Homeowners across this great country are tackling spring cleaning chores, both inside and out in the yard. The type of spring cleaning I'm talking about actually occurs in the woods, and if you're in pursuit of game (likely a tom turkey) this spring, maybe you should consider cleaning up the woods.

Shed Antlers
And you thought I wasn't going to mention antlers? Yes, I enjoy scouring the country for shed antlers in the spring, but it's much more than an addiction; it's an eye opener for the big game season ahead. Whenever I'm in pursuit of toms, I'm always inspecting the woods with shed antlers in mind. This also opens my eyes to past deer evidence, and that's a good thing. Why? Oftentimes I'm turkey hunting the same woods I'll be deer hunting in later.

I'm always on the hunt for new travel corridors, better pinch points, old rub lines and scrape sign left from the previous autumn. Finding a shed antler or two gives me the evidence a buck made it through the season, and I can set goals based on the evidence in hand.

Mushrooms Antlers are ornate, but morel mushrooms are simply delicious, and turkey time is an ideal time to pick a pocket full of these natural treats. The Holy Grail of mushrooms is the morel. They're found throughout turkey country and often thrive in moist lowlands, but any woodlot with moist soil could sprout a batch.

Before you get serious about mushroom hunting while pursuing gobblers, consider doing some research. All mushrooms are not created equal. While morels have great flavor and provide the perfect accompaniment to roast turkey, or a juicy sirloin, many others are poisonous. Purchase books or study up online to ensure your safety after picking a supply.

Native American Artifacts
Finally, spring showers occasionally uncover Indiana Jones' style treasure. Native American artifacts wash out of banks and gravel beds every spring. Taking a break near a likely spot could land you with a shiny new arrowhead or even a better prize.

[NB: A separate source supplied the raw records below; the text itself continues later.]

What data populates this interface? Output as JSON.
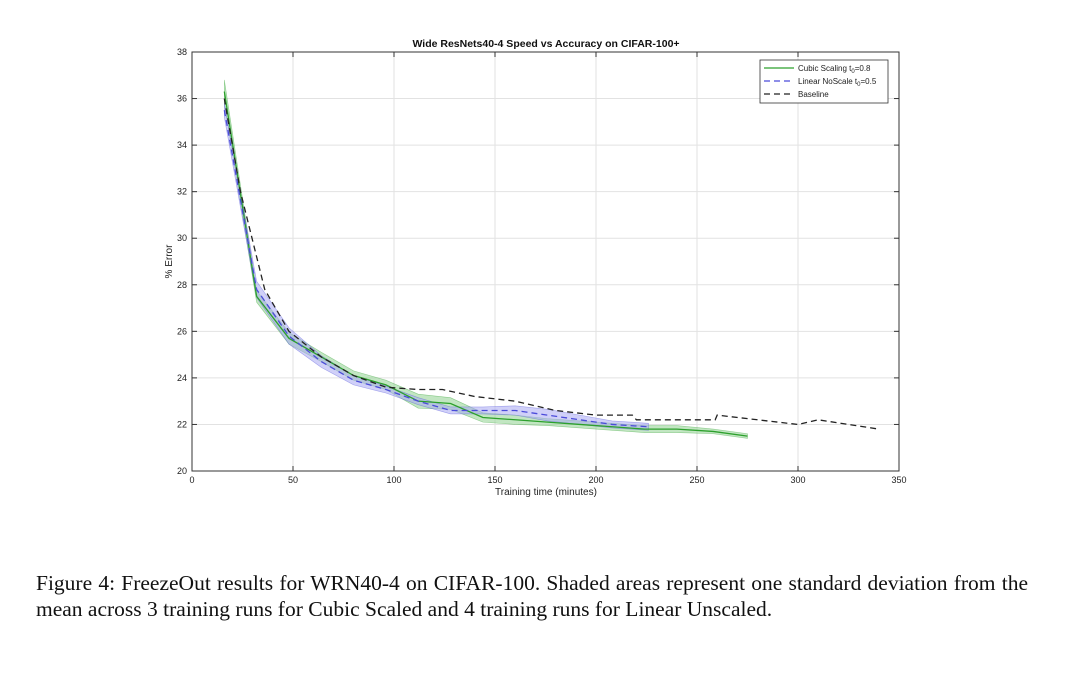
{
  "caption": "Figure 4: FreezeOut results for WRN40-4 on CIFAR-100. Shaded areas represent one standard deviation from the mean across 3 training runs for Cubic Scaled and 4 training runs for Linear Unscaled.",
  "chart_data": {
    "type": "line",
    "title": "Wide ResNets40-4 Speed vs Accuracy on CIFAR-100+",
    "xlabel": "Training time (minutes)",
    "ylabel": "% Error",
    "xlim": [
      0,
      350
    ],
    "ylim": [
      20,
      38
    ],
    "xticks": [
      0,
      50,
      100,
      150,
      200,
      250,
      300,
      350
    ],
    "yticks": [
      20,
      22,
      24,
      26,
      28,
      30,
      32,
      34,
      36,
      38
    ],
    "grid": true,
    "legend_position": "top-right",
    "series": [
      {
        "name": "Cubic Scaling t",
        "name_subscript": "0",
        "name_suffix": "=0.8",
        "color": "#2ca02c",
        "band_color": "#8fd18f",
        "style": "solid",
        "x": [
          16,
          32,
          48,
          64,
          80,
          96,
          112,
          128,
          144,
          160,
          176,
          192,
          208,
          224,
          240,
          258,
          275
        ],
        "y": [
          36.3,
          27.5,
          25.7,
          24.9,
          24.1,
          23.7,
          23.0,
          22.9,
          22.3,
          22.2,
          22.1,
          22.0,
          21.9,
          21.8,
          21.8,
          21.7,
          21.5
        ],
        "std": [
          0.5,
          0.25,
          0.25,
          0.2,
          0.2,
          0.2,
          0.3,
          0.25,
          0.2,
          0.2,
          0.15,
          0.15,
          0.15,
          0.15,
          0.15,
          0.1,
          0.1
        ]
      },
      {
        "name": "Linear NoScale t",
        "name_subscript": "0",
        "name_suffix": "=0.5",
        "color": "#4b4bd9",
        "band_color": "#a9a9f2",
        "style": "dashed",
        "x": [
          16,
          32,
          48,
          64,
          80,
          96,
          112,
          128,
          144,
          160,
          176,
          192,
          208,
          226
        ],
        "y": [
          35.5,
          27.8,
          25.8,
          24.7,
          23.9,
          23.5,
          23.0,
          22.6,
          22.6,
          22.6,
          22.4,
          22.2,
          22.0,
          21.9
        ],
        "std": [
          0.3,
          0.35,
          0.35,
          0.25,
          0.2,
          0.15,
          0.15,
          0.15,
          0.15,
          0.2,
          0.25,
          0.2,
          0.15,
          0.15
        ]
      },
      {
        "name": "Baseline",
        "color": "#222222",
        "style": "dashed",
        "x": [
          16,
          24,
          36,
          48,
          64,
          80,
          96,
          112,
          124,
          140,
          160,
          180,
          200,
          218,
          220,
          240,
          259,
          260,
          280,
          300,
          310,
          340
        ],
        "y": [
          36.0,
          32.0,
          27.8,
          26.0,
          24.9,
          24.1,
          23.6,
          23.5,
          23.5,
          23.2,
          23.0,
          22.6,
          22.4,
          22.4,
          22.2,
          22.2,
          22.2,
          22.4,
          22.2,
          22.0,
          22.2,
          21.8
        ]
      }
    ]
  }
}
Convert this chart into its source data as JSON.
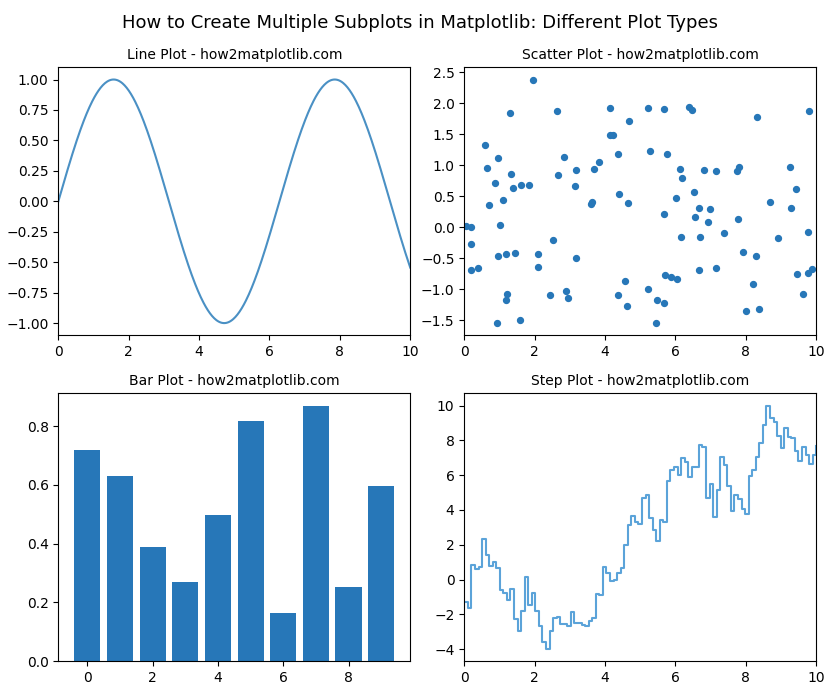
{
  "title": "How to Create Multiple Subplots in Matplotlib: Different Plot Types",
  "title_fontsize": 13,
  "subplot_titles": [
    "Line Plot - how2matplotlib.com",
    "Scatter Plot - how2matplotlib.com",
    "Bar Plot - how2matplotlib.com",
    "Step Plot - how2matplotlib.com"
  ],
  "subplot_title_fontsize": 10,
  "line_color": "#4a90c4",
  "scatter_color": "#2777b8",
  "bar_color": "#2777b8",
  "step_color": "#5ba3d9",
  "bar_values": [
    0.717,
    0.63,
    0.39,
    0.268,
    0.496,
    0.816,
    0.164,
    0.868,
    0.252,
    0.596
  ],
  "figsize": [
    8.4,
    7.0
  ],
  "dpi": 100
}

Before you add a shovel and pick to your turkey gear remember that most archeological excavation on public lands is illegal without a permit. That leaves you with finding a part of America's history solely on private land. Even then you might need written permission, and without a doubt, verbal permission to look for an artifact of the past. Check all laws first and then begin your search.